By dedicating a staff member exclusively to curriculum, holding training sessions for frontliners to familiarize them with Sunday school product and church needs, and having enough resources on hand to show customers a variety of options, stores can become a vital connection between the church and the curriculum they need. When publishers help retailers accomplish this, it’s a win-win for all.
“The Pentecostal publisher LifeSprings, for example, allows us to sell their product for the same price that they offer it online and we still make a profit,” said Ken Flanders, owner of the Olive Branch. “When a church orders it from us instead of online, we absorb the shipping, so it’s actually cheaper for them. LifeSprings still gets the sale, and we make a little money too. It’s good for everyone.”

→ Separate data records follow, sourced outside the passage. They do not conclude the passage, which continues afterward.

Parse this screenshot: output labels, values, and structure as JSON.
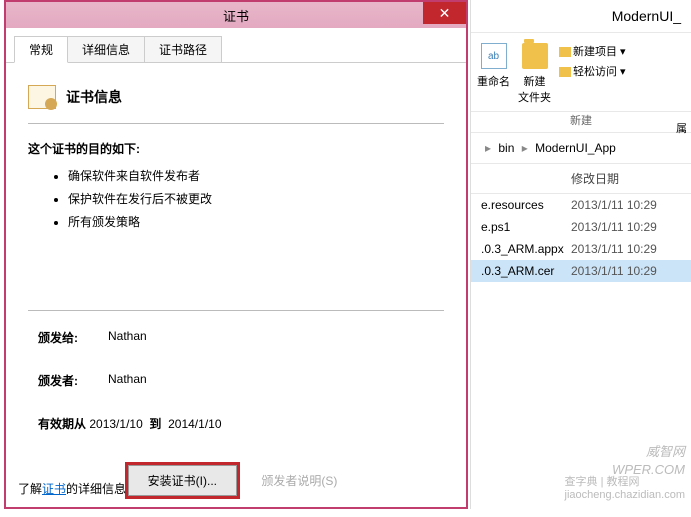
{
  "dialog": {
    "title": "证书",
    "tabs": [
      "常规",
      "详细信息",
      "证书路径"
    ],
    "cert_info_heading": "证书信息",
    "purpose_heading": "这个证书的目的如下:",
    "purposes": [
      "确保软件来自软件发布者",
      "保护软件在发行后不被更改",
      "所有颁发策略"
    ],
    "issued_to_label": "颁发给:",
    "issued_to_value": "Nathan",
    "issued_by_label": "颁发者:",
    "issued_by_value": "Nathan",
    "valid_from_label": "有效期从",
    "valid_from": "2013/1/10",
    "valid_to_label": "到",
    "valid_to": "2014/1/10",
    "install_btn": "安装证书(I)...",
    "issuer_btn": "颁发者说明(S)",
    "learn_prefix": "了解",
    "learn_link": "证书",
    "learn_suffix": "的详细信息"
  },
  "explorer": {
    "window_title": "ModernUI_",
    "rename": "重命名",
    "newfolder": "新建\n文件夹",
    "new_item": "新建项目 ▾",
    "easy_access": "轻松访问 ▾",
    "group_label": "新建",
    "extra": "属",
    "breadcrumb": {
      "sep": "▸",
      "p1": "bin",
      "p2": "ModernUI_App"
    },
    "col_date": "修改日期",
    "files": [
      {
        "name": "e.resources",
        "date": "2013/1/11 10:29"
      },
      {
        "name": "e.ps1",
        "date": "2013/1/11 10:29"
      },
      {
        "name": ".0.3_ARM.appx",
        "date": "2013/1/11 10:29"
      },
      {
        "name": ".0.3_ARM.cer",
        "date": "2013/1/11 10:29",
        "selected": true
      }
    ]
  },
  "watermark": {
    "line1": "威智网",
    "line2": "WPER.COM",
    "line3": "查字典 | 教程网",
    "line4": "jiaocheng.chazidian.com"
  }
}
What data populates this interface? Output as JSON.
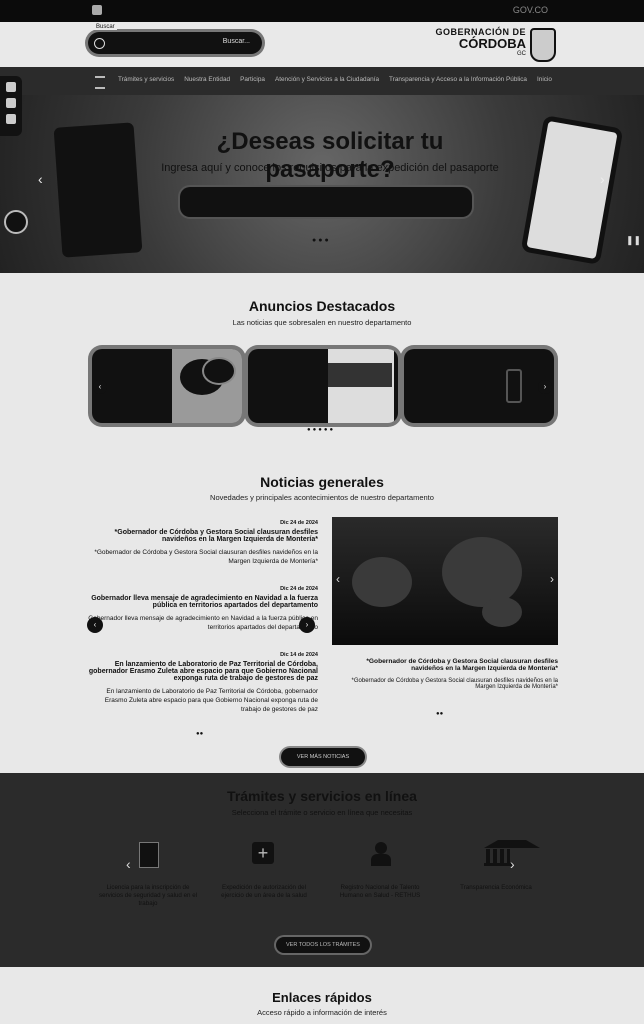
{
  "topbar": {
    "gov": "GOV.CO"
  },
  "header": {
    "search_label": "Buscar",
    "search_placeholder": "Buscar...",
    "logo_line1": "GOBERNACIÓN DE",
    "logo_line2": "CÓRDOBA",
    "logo_line3": "GC"
  },
  "nav": {
    "items": [
      "Inicio",
      "Transparencia y Acceso a la Información Pública",
      "Atención y Servicios a la Ciudadanía",
      "Participa",
      "Nuestra Entidad",
      "Trámites y servicios"
    ]
  },
  "hero": {
    "title": "¿Deseas solicitar tu pasaporte?",
    "subtitle": "Ingresa aquí y conoce los requisitos para la expedición del pasaporte"
  },
  "anuncios": {
    "title": "Anuncios Destacados",
    "subtitle": "Las noticias que sobresalen en nuestro departamento"
  },
  "noticias": {
    "title": "Noticias generales",
    "subtitle": "Novedades y principales acontecimientos de nuestro departamento",
    "items": [
      {
        "date": "Dic 24 de 2024",
        "headline": "*Gobernador de Córdoba y Gestora Social clausuran desfiles navideños en la Margen Izquierda de Montería*",
        "text": "*Gobernador de Córdoba y Gestora Social clausuran desfiles navideños en la Margen Izquierda de Montería*"
      },
      {
        "date": "Dic 24 de 2024",
        "headline": "Gobernador lleva mensaje de agradecimiento en Navidad a la fuerza pública en territorios apartados del departamento",
        "text": "Gobernador lleva mensaje de agradecimiento en Navidad a la fuerza pública en territorios apartados del departamento"
      },
      {
        "date": "Dic 14 de 2024",
        "headline": "En lanzamiento de Laboratorio de Paz Territorial de Córdoba, gobernador Erasmo Zuleta abre espacio para que Gobierno Nacional exponga ruta de trabajo de gestores de paz",
        "text": "En lanzamiento de Laboratorio de Paz Territorial de Córdoba, gobernador Erasmo Zuleta abre espacio para que Gobierno Nacional exponga ruta de trabajo de gestores de paz"
      }
    ],
    "feature_headline": "*Gobernador de Córdoba y Gestora Social clausuran desfiles navideños en la Margen Izquierda de Montería*",
    "feature_text": "*Gobernador de Córdoba y Gestora Social clausuran desfiles navideños en la Margen Izquierda de Montería*",
    "more_button": "VER MÁS NOTICIAS"
  },
  "tramites": {
    "title": "Trámites y servicios en línea",
    "subtitle": "Selecciona el trámite o servicio en línea que necesitas",
    "items": [
      "Licencia para la inscripción de servicios de seguridad y salud en el trabajo",
      "Expedición de autorización del ejercicio de un área de la salud",
      "Registro Nacional de Talento Humano en Salud - RETHUS",
      "Transparencia Económica"
    ],
    "all_button": "VER TODOS LOS TRÁMITES"
  },
  "enlaces": {
    "title": "Enlaces rápidos",
    "subtitle": "Acceso rápido a información de interés"
  }
}
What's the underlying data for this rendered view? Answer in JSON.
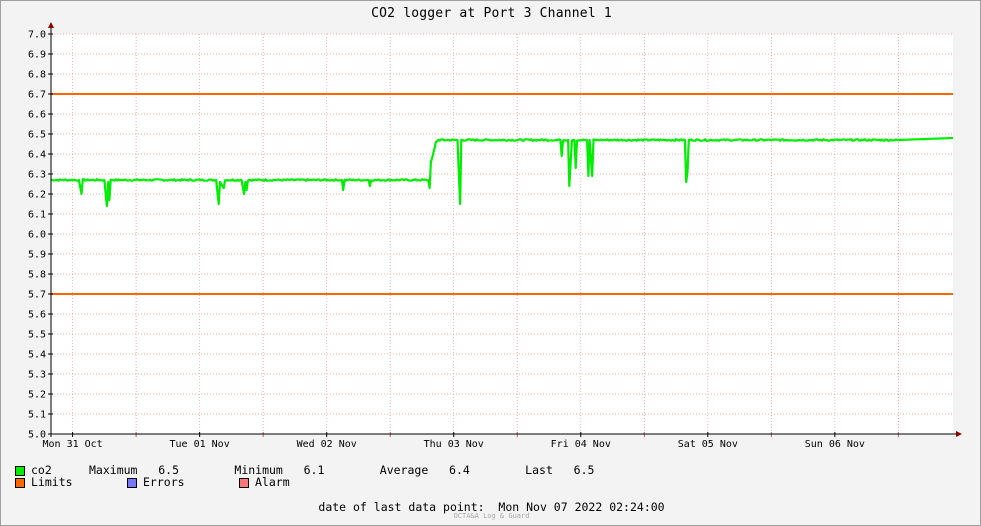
{
  "chart_data": {
    "type": "line",
    "title": "CO2 logger at Port 3 Channel 1",
    "y_ticks": [
      "7.0",
      "6.9",
      "6.8",
      "6.7",
      "6.6",
      "6.5",
      "6.4",
      "6.3",
      "6.2",
      "6.1",
      "6.0",
      "5.9",
      "5.8",
      "5.7",
      "5.6",
      "5.5",
      "5.4",
      "5.3",
      "5.2",
      "5.1",
      "5.0"
    ],
    "ylim": [
      5.0,
      7.0
    ],
    "x_tick_labels": [
      "Mon 31 Oct",
      "Tue 01 Nov",
      "Wed 02 Nov",
      "Thu 03 Nov",
      "Fri 04 Nov",
      "Sat 05 Nov",
      "Sun 06 Nov"
    ],
    "xlim_days": [
      -0.17,
      6.93
    ],
    "limits": [
      6.7,
      5.7
    ],
    "grid": true,
    "colors": {
      "co2": "#00ee00",
      "limits": "#ff6600",
      "errors": "#7777ff",
      "alarm": "#ff7777",
      "grid": "#e8a0a0",
      "axis": "#8b0000"
    },
    "series": [
      {
        "name": "co2",
        "points": [
          [
            -0.17,
            6.27
          ],
          [
            0.05,
            6.27
          ],
          [
            0.07,
            6.2
          ],
          [
            0.08,
            6.27
          ],
          [
            0.25,
            6.27
          ],
          [
            0.27,
            6.14
          ],
          [
            0.28,
            6.26
          ],
          [
            0.29,
            6.17
          ],
          [
            0.3,
            6.27
          ],
          [
            0.6,
            6.27
          ],
          [
            1.0,
            6.27
          ],
          [
            1.13,
            6.27
          ],
          [
            1.15,
            6.15
          ],
          [
            1.16,
            6.26
          ],
          [
            1.19,
            6.23
          ],
          [
            1.2,
            6.27
          ],
          [
            1.33,
            6.27
          ],
          [
            1.35,
            6.2
          ],
          [
            1.36,
            6.26
          ],
          [
            1.37,
            6.22
          ],
          [
            1.38,
            6.27
          ],
          [
            2.0,
            6.27
          ],
          [
            2.12,
            6.27
          ],
          [
            2.13,
            6.22
          ],
          [
            2.14,
            6.27
          ],
          [
            2.33,
            6.27
          ],
          [
            2.34,
            6.24
          ],
          [
            2.35,
            6.27
          ],
          [
            2.8,
            6.27
          ],
          [
            2.81,
            6.23
          ],
          [
            2.82,
            6.36
          ],
          [
            2.83,
            6.38
          ],
          [
            2.85,
            6.43
          ],
          [
            2.86,
            6.46
          ],
          [
            2.88,
            6.47
          ],
          [
            3.03,
            6.47
          ],
          [
            3.05,
            6.15
          ],
          [
            3.06,
            6.47
          ],
          [
            3.0,
            6.47
          ],
          [
            3.5,
            6.47
          ],
          [
            3.84,
            6.47
          ],
          [
            3.85,
            6.39
          ],
          [
            3.86,
            6.47
          ],
          [
            3.9,
            6.47
          ],
          [
            3.91,
            6.24
          ],
          [
            3.93,
            6.47
          ],
          [
            3.95,
            6.47
          ],
          [
            3.96,
            6.33
          ],
          [
            3.97,
            6.47
          ],
          [
            4.05,
            6.47
          ],
          [
            4.06,
            6.29
          ],
          [
            4.07,
            6.47
          ],
          [
            4.09,
            6.29
          ],
          [
            4.1,
            6.47
          ],
          [
            4.5,
            6.47
          ],
          [
            4.82,
            6.47
          ],
          [
            4.83,
            6.26
          ],
          [
            4.84,
            6.31
          ],
          [
            4.85,
            6.47
          ],
          [
            5.5,
            6.47
          ],
          [
            6.0,
            6.47
          ],
          [
            6.5,
            6.47
          ],
          [
            6.93,
            6.48
          ]
        ]
      }
    ]
  },
  "legend": {
    "co2": {
      "label": "co2",
      "stats": "Maximum   6.5        Minimum   6.1        Average   6.4        Last   6.5"
    },
    "limits": "Limits",
    "errors": "Errors",
    "alarm": "Alarm"
  },
  "footer": {
    "date_label": "date of last data point:",
    "date_value": "Mon Nov 07 2022 02:24:00",
    "brand": "OCTA&A Log & Guard"
  }
}
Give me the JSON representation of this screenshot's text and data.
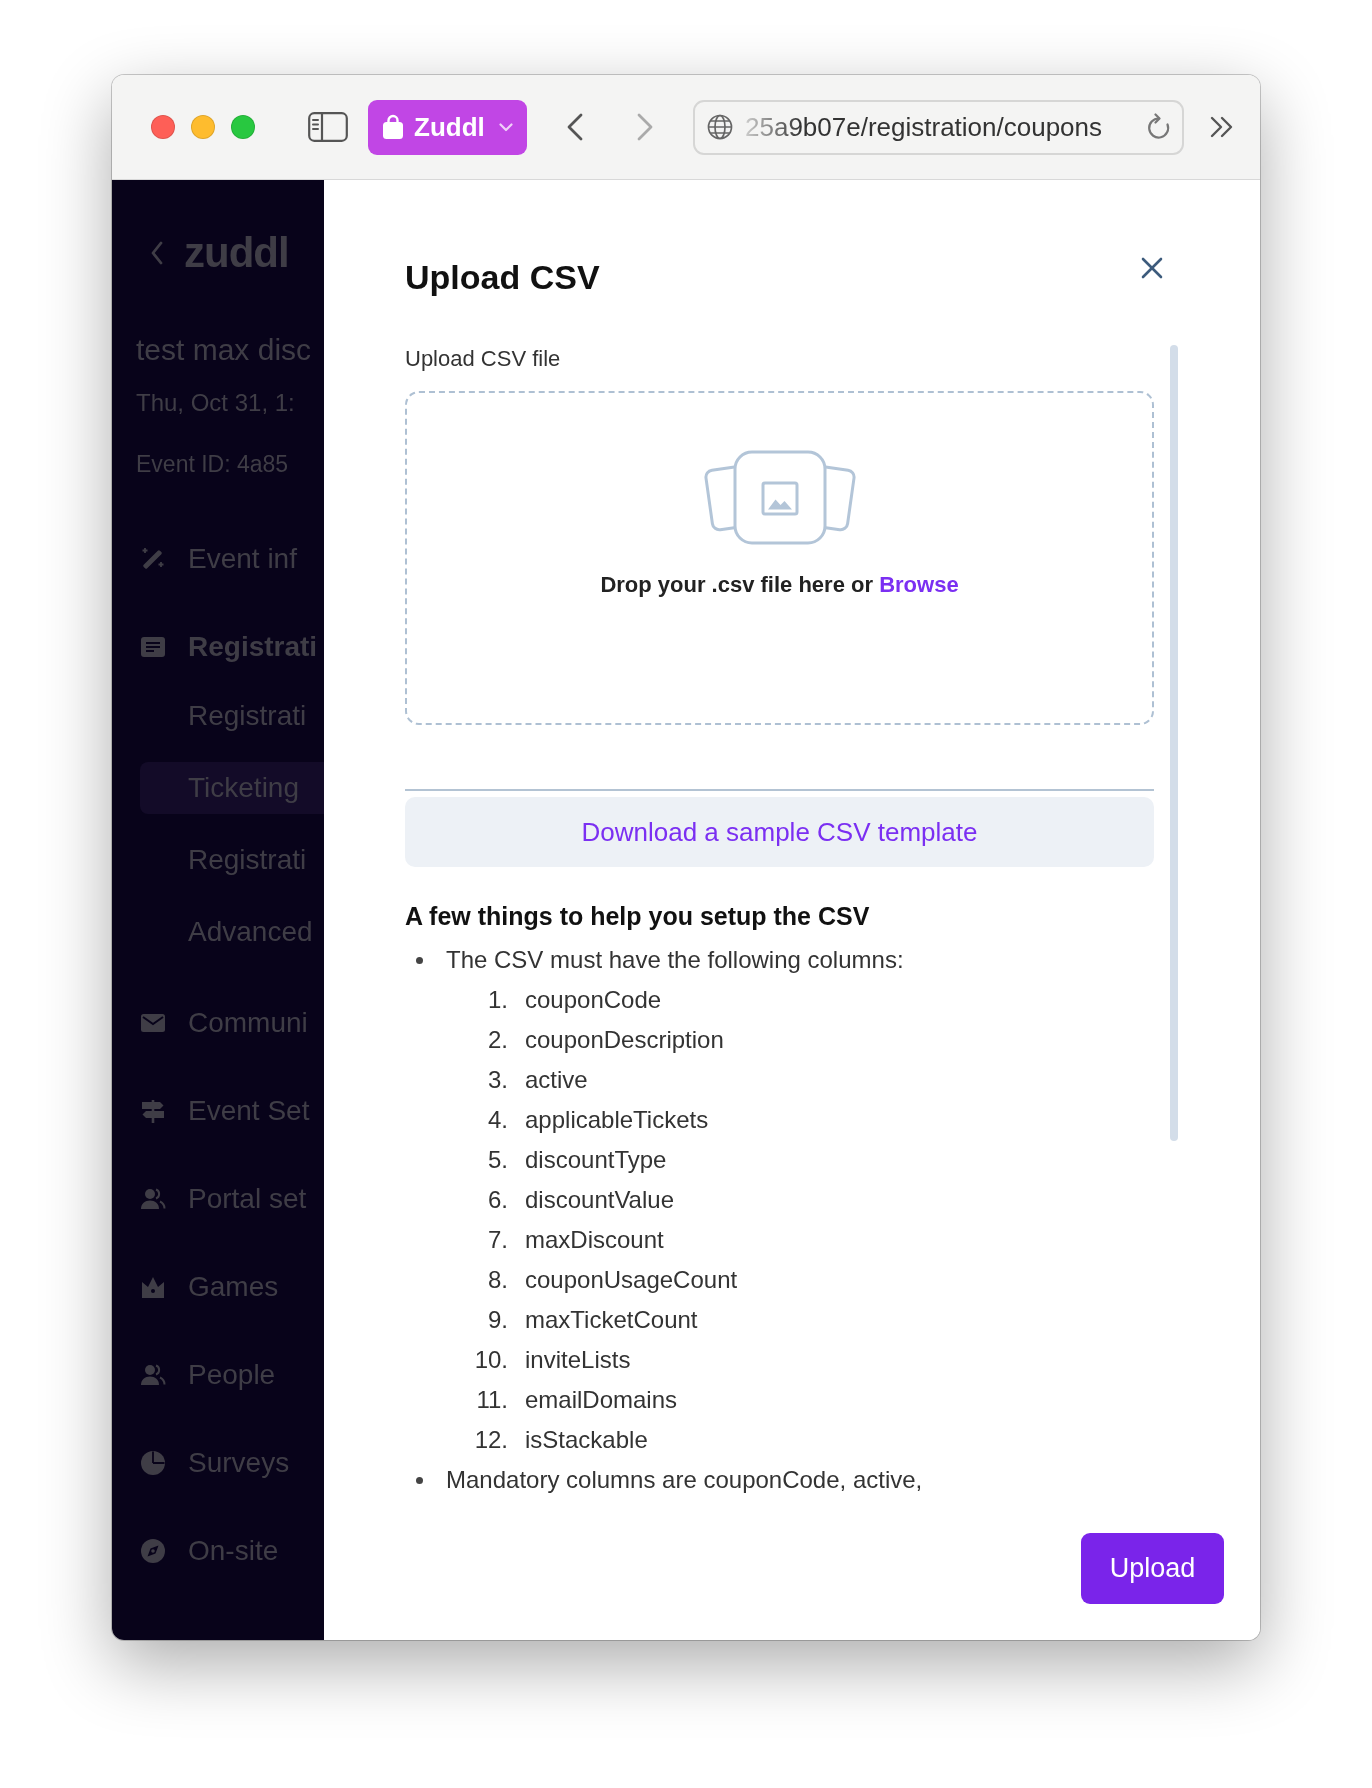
{
  "browser": {
    "tab_group": {
      "label": "Zuddl"
    },
    "address": "25a9b07e/registration/coupons"
  },
  "sidebar": {
    "logo": "zuddl",
    "event": {
      "name": "test max disc",
      "date": "Thu, Oct 31, 1:",
      "event_id": "Event ID: 4a85"
    },
    "items": [
      {
        "label": "Event inf",
        "selected": false
      },
      {
        "label": "Registrati",
        "selected": true,
        "children": [
          {
            "label": "Registrati",
            "selected": false
          },
          {
            "label": "Ticketing",
            "selected": true
          },
          {
            "label": "Registrati",
            "selected": false
          },
          {
            "label": "Advanced",
            "selected": false
          }
        ]
      },
      {
        "label": "Communi",
        "selected": false
      },
      {
        "label": "Event Set",
        "selected": false
      },
      {
        "label": "Portal set",
        "selected": false
      },
      {
        "label": "Games",
        "selected": false
      },
      {
        "label": "People",
        "selected": false
      },
      {
        "label": "Surveys",
        "selected": false
      },
      {
        "label": "On-site",
        "selected": false
      }
    ]
  },
  "drawer": {
    "title": "Upload CSV",
    "field_label": "Upload CSV file",
    "dropzone": {
      "prompt": "Drop your .csv file here or",
      "link": "Browse"
    },
    "template_button": "Download a sample CSV template",
    "help": {
      "heading": "A few things to help you setup the CSV",
      "bullets": [
        {
          "text": "The CSV must have the following columns:",
          "columns": [
            {
              "number": "1.",
              "name": "couponCode"
            },
            {
              "number": "2.",
              "name": "couponDescription"
            },
            {
              "number": "3.",
              "name": "active"
            },
            {
              "number": "4.",
              "name": "applicableTickets"
            },
            {
              "number": "5.",
              "name": "discountType"
            },
            {
              "number": "6.",
              "name": "discountValue"
            },
            {
              "number": "7.",
              "name": "maxDiscount"
            },
            {
              "number": "8.",
              "name": "couponUsageCount"
            },
            {
              "number": "9.",
              "name": "maxTicketCount"
            },
            {
              "number": "10.",
              "name": "inviteLists"
            },
            {
              "number": "11.",
              "name": "emailDomains"
            },
            {
              "number": "12.",
              "name": "isStackable"
            }
          ]
        },
        {
          "text": "Mandatory columns are couponCode, active,"
        }
      ]
    },
    "upload_button": "Upload"
  }
}
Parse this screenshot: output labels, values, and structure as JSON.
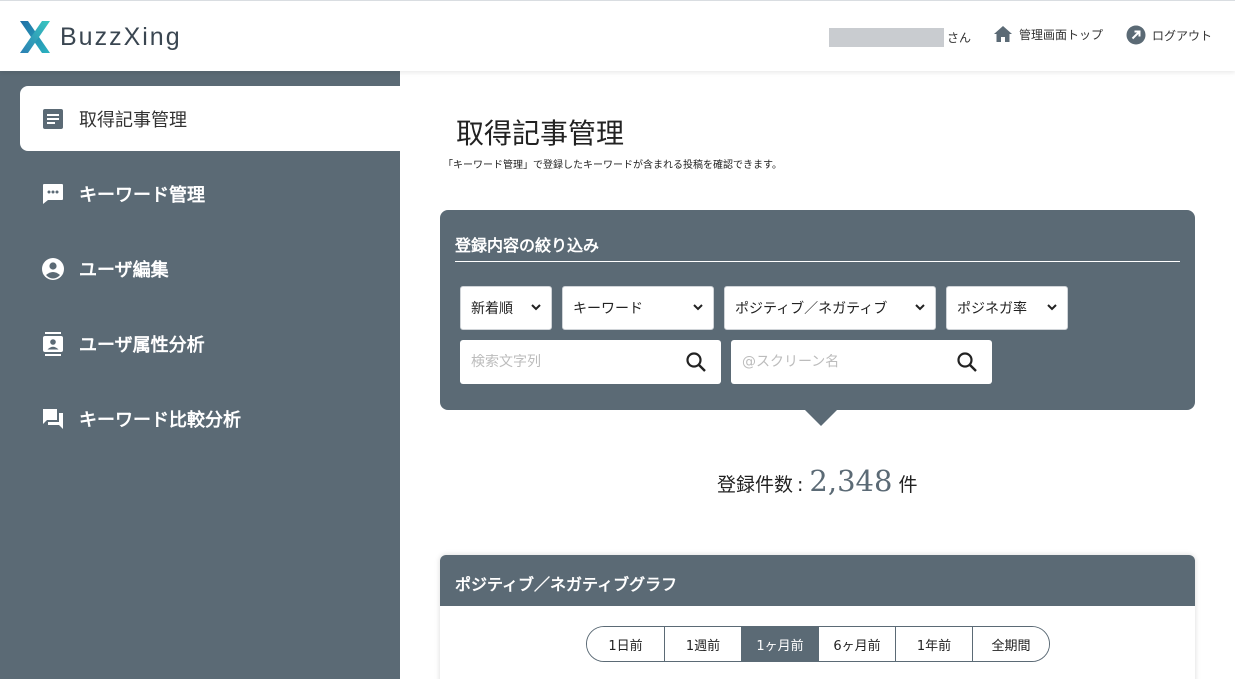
{
  "header": {
    "logo_text": "BuzzXing",
    "user_suffix": "さん",
    "admin_top_label": "管理画面トップ",
    "logout_label": "ログアウト"
  },
  "sidebar": {
    "items": [
      {
        "label": "取得記事管理",
        "icon": "article-icon",
        "active": true
      },
      {
        "label": "キーワード管理",
        "icon": "chat-bubble-icon",
        "active": false
      },
      {
        "label": "ユーザ編集",
        "icon": "account-circle-icon",
        "active": false
      },
      {
        "label": "ユーザ属性分析",
        "icon": "contact-card-icon",
        "active": false
      },
      {
        "label": "キーワード比較分析",
        "icon": "forum-icon",
        "active": false
      }
    ]
  },
  "main": {
    "title": "取得記事管理",
    "description": "「キーワード管理」で登録したキーワードが含まれる投稿を確認できます。"
  },
  "filter": {
    "title": "登録内容の絞り込み",
    "selects": {
      "sort": "新着順",
      "keyword": "キーワード",
      "sentiment": "ポジティブ／ネガティブ",
      "ratio": "ポジネガ率"
    },
    "search_text_placeholder": "検索文字列",
    "search_screen_placeholder": "@スクリーン名"
  },
  "count": {
    "label": "登録件数",
    "colon": ":",
    "value": "2,348",
    "unit": "件"
  },
  "graph": {
    "title": "ポジティブ／ネガティブグラフ",
    "periods": [
      "1日前",
      "1週前",
      "1ヶ月前",
      "6ヶ月前",
      "1年前",
      "全期間"
    ],
    "active_period": "1ヶ月前"
  },
  "colors": {
    "primary": "#5b6a75",
    "logo_teal": "#2bb3c0",
    "logo_blue": "#1f6fa6"
  }
}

Group understands retailer concerns about direct-to-church sales.
“We have a special curriculum website for store shoppers [with no links back to Group] and both online and print curriculum samplers with actual sample lessons for stores and their customers to access and use,” Thomas said. “We also have created low-priced mini-kits with everything customers need to teach three to four lessons of a particular line of curriculum. This gives customers the real experience without the investment of a full quarter’s worth of curriculum.”
Group also offers an information-only hotline for store staff and consumers without trying to sell curriculum to callers.
Gospel Light is another publisher that recognizes the value of retailers’ involvement in the curriculum sales process.
“I think churches need a partner to help them navigate the Sunday school market,” Lucas said. “As a Sunday school consumer myself (I teach 1st and 2nd grades), it would be hard to completely understand any given product just by visiting a website. It would be so nice to have someone who could listen and identify my needs, help me understand which program would suit my church and community best. A local store would understand the community I come from and be able to help guide me to a program that would best suit my needs.”